Rus devlet savunma sanayi devi Rostec, Rusya Savunma Bakanlığı’na gerçekleştirdiği ardışık teslimatlarla Rus Hava ve Uzay Kuvvetleri’nin envanterini güçlendirmeye devam ediyor. Şirket, yayımladığı son basın bülteninde, modernizasyon ve yüksek muharebe kapasitesiyle öne çıkan Su-35S savaş uçaklarının yeni bir partisini daha başarıyla teslim ettiğini duyurdu. Bu teslimat, yıl içinde Rus Hava ve Uzay Kuvvetleri’ne yapılan dördüncü Su-35S savaş uçağı sevkiyatı olarak kayıtlara geçti.

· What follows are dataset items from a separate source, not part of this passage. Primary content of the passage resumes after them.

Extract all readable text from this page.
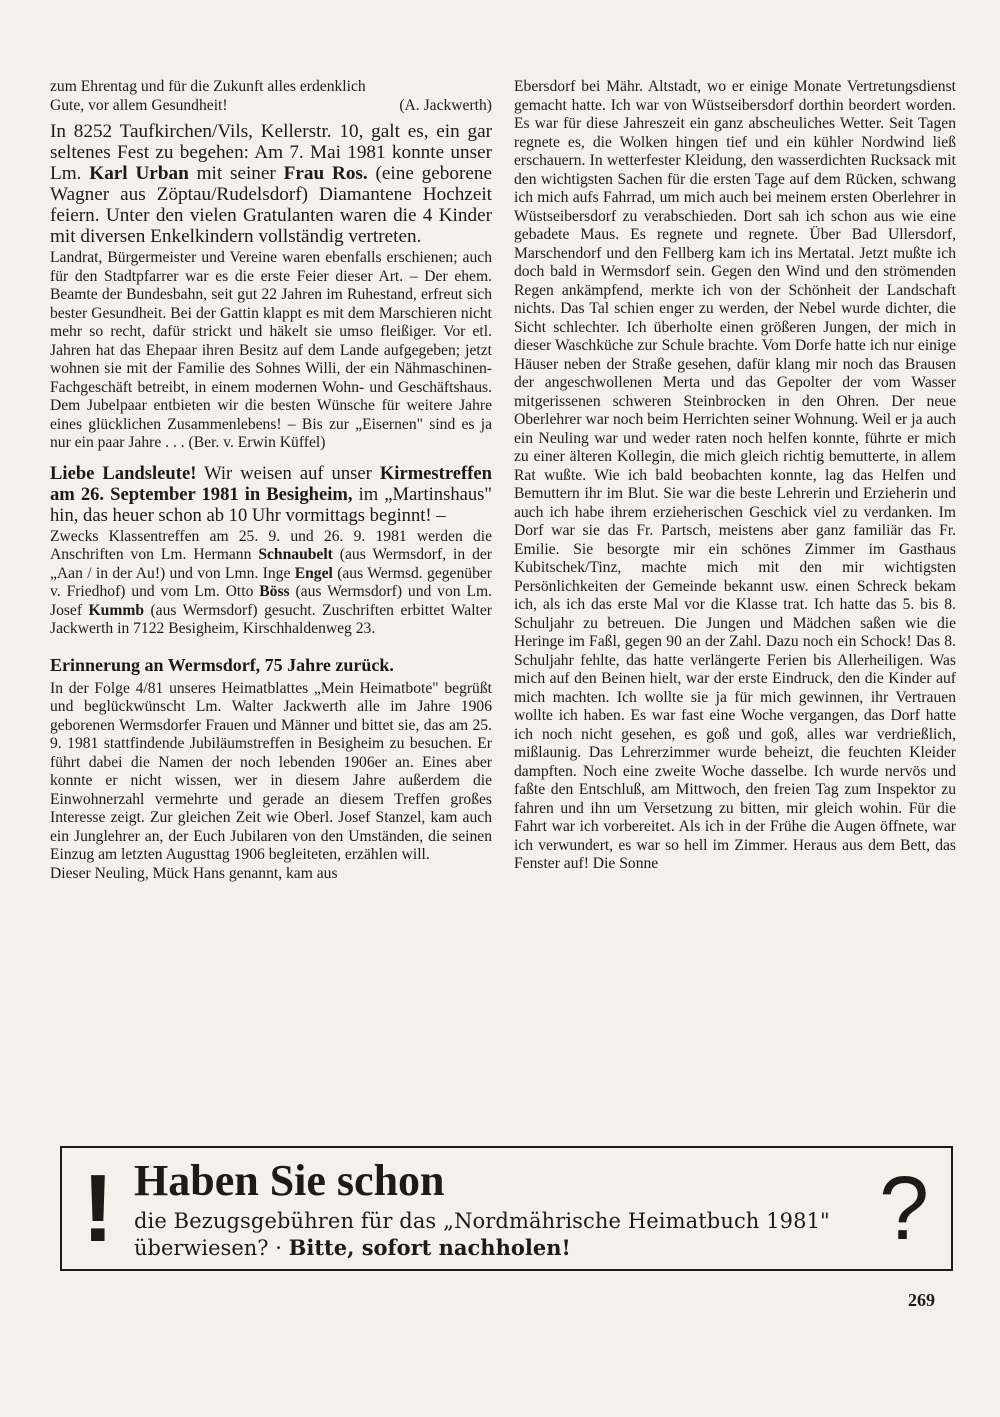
zum Ehrentag und für die Zukunft alles erdenklich

Gute, vor allem Gesundheit!	(A. Jackwerth)

In 8252 Taufkirchen/Vils, Kellerstr. 10, galt es, ein gar seltenes Fest zu begehen: Am 7. Mai 1981 konnte unser Lm. Karl Urban mit seiner Frau Ros. (eine geborene Wagner aus Zöptau/Rudelsdorf) Diamantene Hochzeit feiern. Unter den vielen Gratulanten waren die 4 Kinder mit diversen Enkelkindern vollständig vertreten.

Landrat, Bürgermeister und Vereine waren ebenfalls erschienen; auch für den Stadtpfarrer war es die erste Feier dieser Art. – Der ehem. Beamte der Bundesbahn, seit gut 22 Jahren im Ruhestand, erfreut sich bester Gesundheit. Bei der Gattin klappt es mit dem Marschieren nicht mehr so recht, dafür strickt und häkelt sie umso fleißiger. Vor etl. Jahren hat das Ehepaar ihren Besitz auf dem Lande aufgegeben; jetzt wohnen sie mit der Familie des Sohnes Willi, der ein Nähmaschinen-Fachgeschäft betreibt, in einem modernen Wohn- und Geschäftshaus. Dem Jubelpaar entbieten wir die besten Wünsche für weitere Jahre eines glücklichen Zusammenlebens! – Bis zur „Eisernen" sind es ja nur ein paar Jahre . . . (Ber. v. Erwin Küffel)

Liebe Landsleute! Wir weisen auf unser Kirmestreffen am 26. September 1981 in Besigheim, im „Martinshaus" hin, das heuer schon ab 10 Uhr vormittags beginnt! –

Zwecks Klassentreffen am 25. 9. und 26. 9. 1981 werden die Anschriften von Lm. Hermann Schnaubelt (aus Wermsdorf, in der „Aan / in der Au!) und von Lmn. Inge Engel (aus Wermsd. gegenüber v. Friedhof) und vom Lm. Otto Böss (aus Wermsdorf) und von Lm. Josef Kummb (aus Wermsdorf) gesucht. Zuschriften erbittet Walter Jackwerth in 7122 Besigheim, Kirschhaldenweg 23.

Erinnerung an Wermsdorf, 75 Jahre zurück.

In der Folge 4/81 unseres Heimatblattes „Mein Heimatbote" begrüßt und beglückwünscht Lm. Walter Jackwerth alle im Jahre 1906 geborenen Wermsdorfer Frauen und Männer und bittet sie, das am 25. 9. 1981 stattfindende Jubiläumstreffen in Besigheim zu besuchen. Er führt dabei die Namen der noch lebenden 1906er an. Eines aber konnte er nicht wissen, wer in diesem Jahre außerdem die Einwohnerzahl vermehrte und gerade an diesem Treffen großes Interesse zeigt. Zur gleichen Zeit wie Oberl. Josef Stanzel, kam auch ein Junglehrer an, der Euch Jubilaren von den Umständen, die seinen Einzug am letzten Augusttag 1906 begleiteten, erzählen will.

Dieser Neuling, Mück Hans genannt, kam aus

Ebersdorf bei Mähr. Altstadt, wo er einige Monate Vertretungsdienst gemacht hatte. Ich war von Wüstseibersdorf dorthin beordert worden. Es war für diese Jahreszeit ein ganz abscheuliches Wetter. Seit Tagen regnete es, die Wolken hingen tief und ein kühler Nordwind ließ erschauern. In wetterfester Kleidung, den wasserdichten Rucksack mit den wichtigsten Sachen für die ersten Tage auf dem Rücken, schwang ich mich aufs Fahrrad, um mich auch bei meinem ersten Oberlehrer in Wüstseibersdorf zu verabschieden. Dort sah ich schon aus wie eine gebadete Maus. Es regnete und regnete. Über Bad Ullersdorf, Marschendorf und den Fellberg kam ich ins Mertatal. Jetzt mußte ich doch bald in Wermsdorf sein. Gegen den Wind und den strömenden Regen ankämpfend, merkte ich von der Schönheit der Landschaft nichts. Das Tal schien enger zu werden, der Nebel wurde dichter, die Sicht schlechter. Ich überholte einen größeren Jungen, der mich in dieser Waschküche zur Schule brachte. Vom Dorfe hatte ich nur einige Häuser neben der Straße gesehen, dafür klang mir noch das Brausen der angeschwollenen Merta und das Gepolter der vom Wasser mitgerissenen schweren Steinbrocken in den Ohren. Der neue Oberlehrer war noch beim Herrichten seiner Wohnung. Weil er ja auch ein Neuling war und weder raten noch helfen konnte, führte er mich zu einer älteren Kollegin, die mich gleich richtig bemutterte, in allem Rat wußte. Wie ich bald beobachten konnte, lag das Helfen und Bemuttern ihr im Blut. Sie war die beste Lehrerin und Erzieherin und auch ich habe ihrem erzieherischen Geschick viel zu verdanken. Im Dorf war sie das Fr. Partsch, meistens aber ganz familiär das Fr. Emilie. Sie besorgte mir ein schönes Zimmer im Gasthaus Kubitschek/Tinz, machte mich mit den mir wichtigsten Persönlichkeiten der Gemeinde bekannt usw. einen Schreck bekam ich, als ich das erste Mal vor die Klasse trat. Ich hatte das 5. bis 8. Schuljahr zu betreuen. Die Jungen und Mädchen saßen wie die Heringe im Faßl, gegen 90 an der Zahl. Dazu noch ein Schock! Das 8. Schuljahr fehlte, das hatte verlängerte Ferien bis Allerheiligen. Was mich auf den Beinen hielt, war der erste Eindruck, den die Kinder auf mich machten. Ich wollte sie ja für mich gewinnen, ihr Vertrauen wollte ich haben. Es war fast eine Woche vergangen, das Dorf hatte ich noch nicht gesehen, es goß und goß, alles war verdrießlich, mißlaunig. Das Lehrerzimmer wurde beheizt, die feuchten Kleider dampften. Noch eine zweite Woche dasselbe. Ich wurde nervös und faßte den Entschluß, am Mittwoch, den freien Tag zum Inspektor zu fahren und ihn um Versetzung zu bitten, mir gleich wohin. Für die Fahrt war ich vorbereitet. Als ich in der Frühe die Augen öffnete, war ich verwundert, es war so hell im Zimmer. Heraus aus dem Bett, das Fenster auf! Die Sonne

! Haben Sie schon
die Bezugsgebühren für das „Nordmährische Heimatbuch 1981"
überwiesen? · Bitte, sofort nachholen!	?
269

Rostec’in bu sürekli teslimat stratejisi, Rusya’nın askeri havacılık kapasitesini hem nicelik hem de nitelik açısından hızla artırma taahhüdünü gösteriyor. Fabrika testlerinden başarıyla geçen ve teknik ekiplerce son kontrolleri yapılan bu yeni nesil avcı uçakları, teslimat öncesinde Rusya Savunma Bakanlığı pilotları tarafından da çeşitli çalışma modlarında test edilerek muharebe kabiliyetleri doğrulandı. Ancak şirket, yeni teslim edilen uçakların hangi hava üslerine konuşlandırılacağına dair bilgi paylaşmadı.

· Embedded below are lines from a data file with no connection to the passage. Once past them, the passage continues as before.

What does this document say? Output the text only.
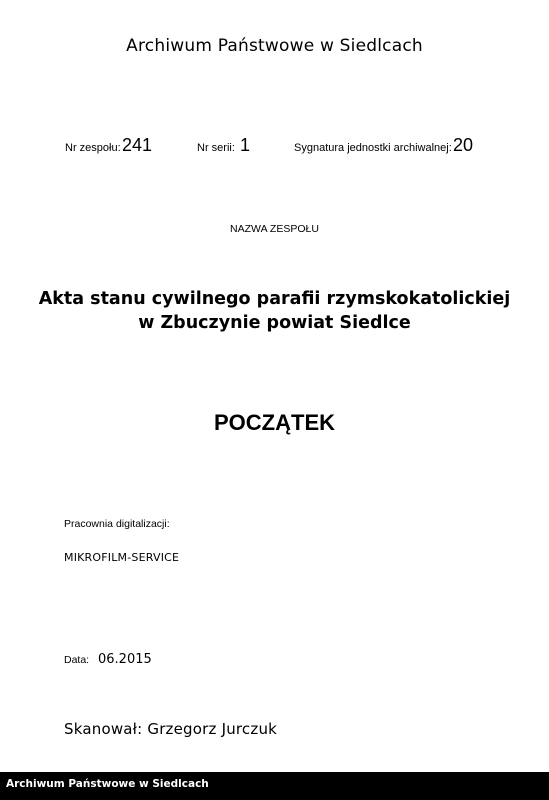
Archiwum Państwowe w Siedlcach
Nr zespołu: 241	Nr serii: 1	Sygnatura jednostki archiwalnej: 20
NAZWA ZESPOŁU
Akta stanu cywilnego parafii rzymskokatolickiej
w Zbuczynie powiat Siedlce
POCZĄTEK
Pracownia digitalizacji:
MIKROFILM-SERVICE
Data: 06.2015
Skanował: Grzegorz Jurczuk
Archiwum Państwowe w Siedlcach
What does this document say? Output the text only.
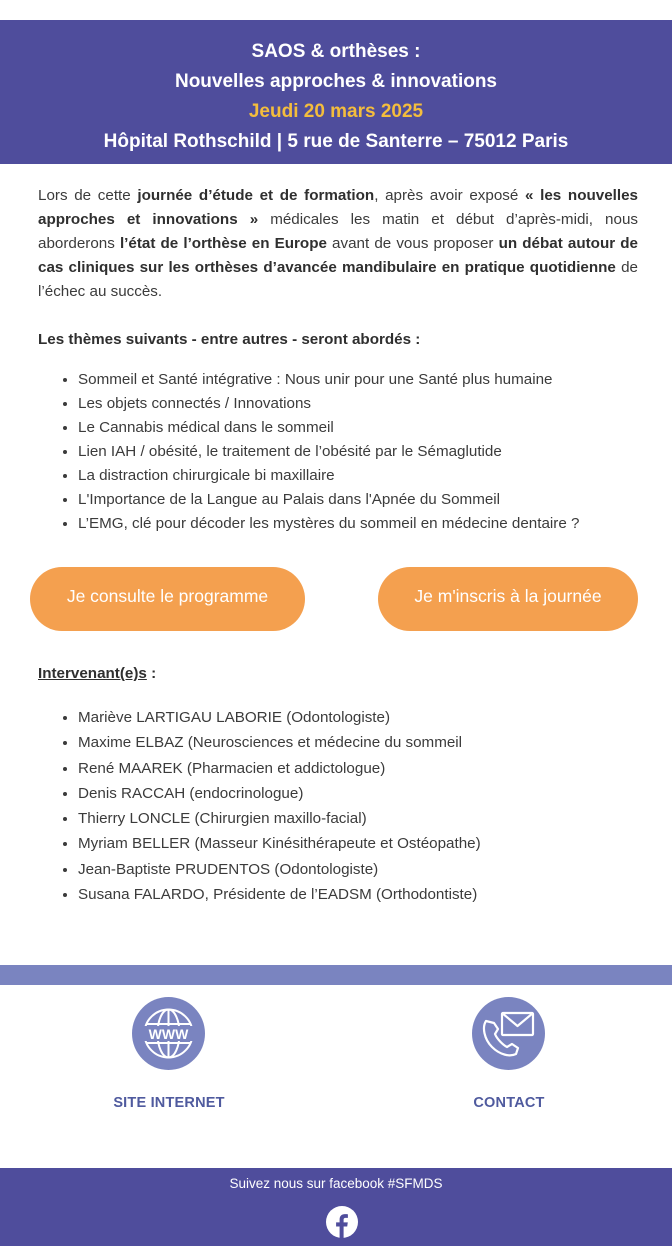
SAOS & orthèses :
Nouvelles approches & innovations
Jeudi 20 mars 2025
Hôpital Rothschild | 5 rue de Santerre – 75012 Paris
Lors de cette journée d’étude et de formation, après avoir exposé « les nouvelles approches et innovations » médicales les matin et début d’après-midi, nous aborderons l’état de l’orthèse en Europe avant de vous proposer un débat autour de cas cliniques sur les orthèses d’avancée mandibulaire en pratique quotidienne de l’échec au succès.
Les thèmes suivants - entre autres - seront abordés :
• Sommeil et Santé intégrative : Nous unir pour une Santé plus humaine
• Les objets connectés / Innovations
• Le Cannabis médical dans le sommeil
• Lien IAH / obésité, le traitement de l’obésité par le Sémaglutide
• La distraction chirurgicale bi maxillaire
• L'Importance de la Langue au Palais dans l'Apnée du Sommeil
• L’EMG, clé pour décoder les mystères du sommeil en médecine dentaire ?
Je consulte le programme	Je m'inscris à la journée
Intervenant(e)s :
• Mariève LARTIGAU LABORIE (Odontologiste)
• Maxime ELBAZ (Neurosciences et médecine du sommeil
• René MAAREK (Pharmacien et addictologue)
• Denis RACCAH (endocrinologue)
• Thierry LONCLE (Chirurgien maxillo-facial)
• Myriam BELLER (Masseur Kinésithérapeute et Ostéopathe)
• Jean-Baptiste PRUDENTOS (Odontologiste)
• Susana FALARDO, Présidente de l’EADSM (Orthodontiste)
WWW
SITE INTERNET	CONTACT
Suivez nous sur facebook #SFMDS
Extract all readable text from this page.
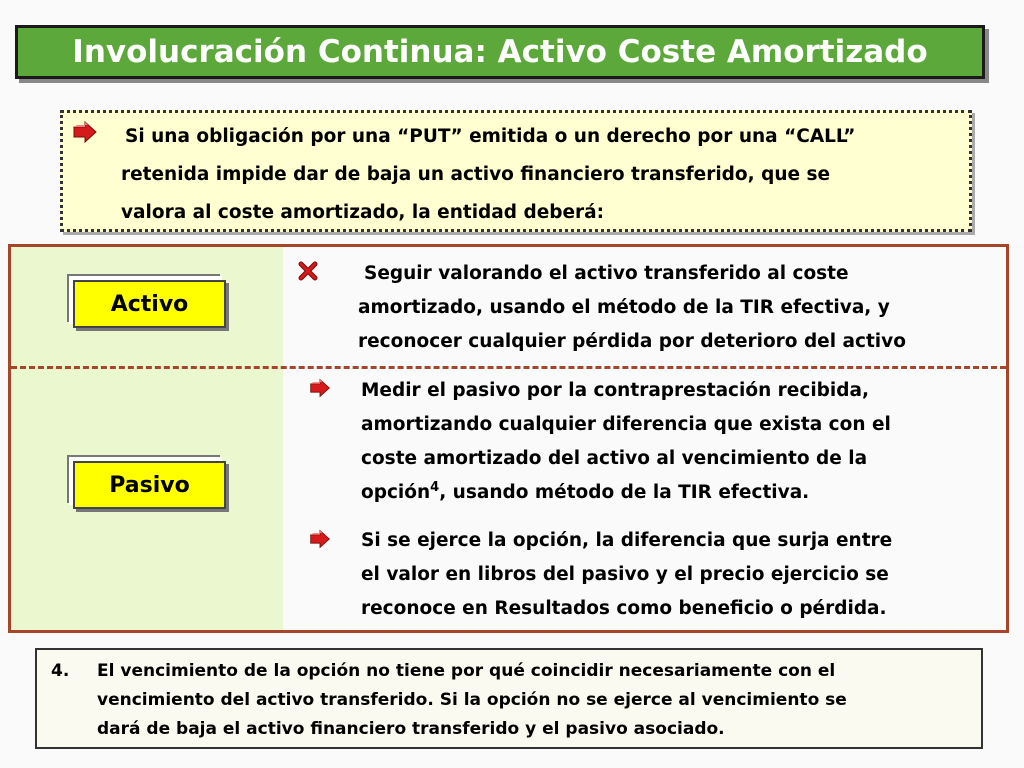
Involucración Continua: Activo Coste Amortizado
Si una obligación por una “PUT” emitida o un derecho por una “CALL”
retenida impide dar de baja un activo financiero transferido, que se
valora al coste amortizado, la entidad deberá:
Activo
Seguir valorando el activo transferido al coste
amortizado, usando el método de la TIR efectiva, y
reconocer cualquier pérdida por deterioro del activo
Pasivo
Medir el pasivo por la contraprestación recibida,
amortizando cualquier diferencia que exista con el
coste amortizado del activo al vencimiento de la
opción$^4$, usando método de la TIR efectiva.
Si se ejerce la opción, la diferencia que surja entre
el valor en libros del pasivo y el precio ejercicio se
reconoce en Resultados como beneficio o pérdida.
4. El vencimiento de la opción no tiene por qué coincidir necesariamente con el
vencimiento del activo transferido. Si la opción no se ejerce al vencimiento se
dará de baja el activo financiero transferido y el pasivo asociado.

Su-35S: Gökyüzünün “Evrensel Askeri”
Rostec, Su-35S’in Rus Hava ve Uzay Kuvvetleri için taşıdığı kritik önemi teslimatla ilgili açıklamasında vurguladı. Şirket, uçak üretim tesislerinin tam kapasiteyle çalıştığını ve birliklere sürekli olarak yüksek bir teslimat oranına sahip olduklarını belirtti.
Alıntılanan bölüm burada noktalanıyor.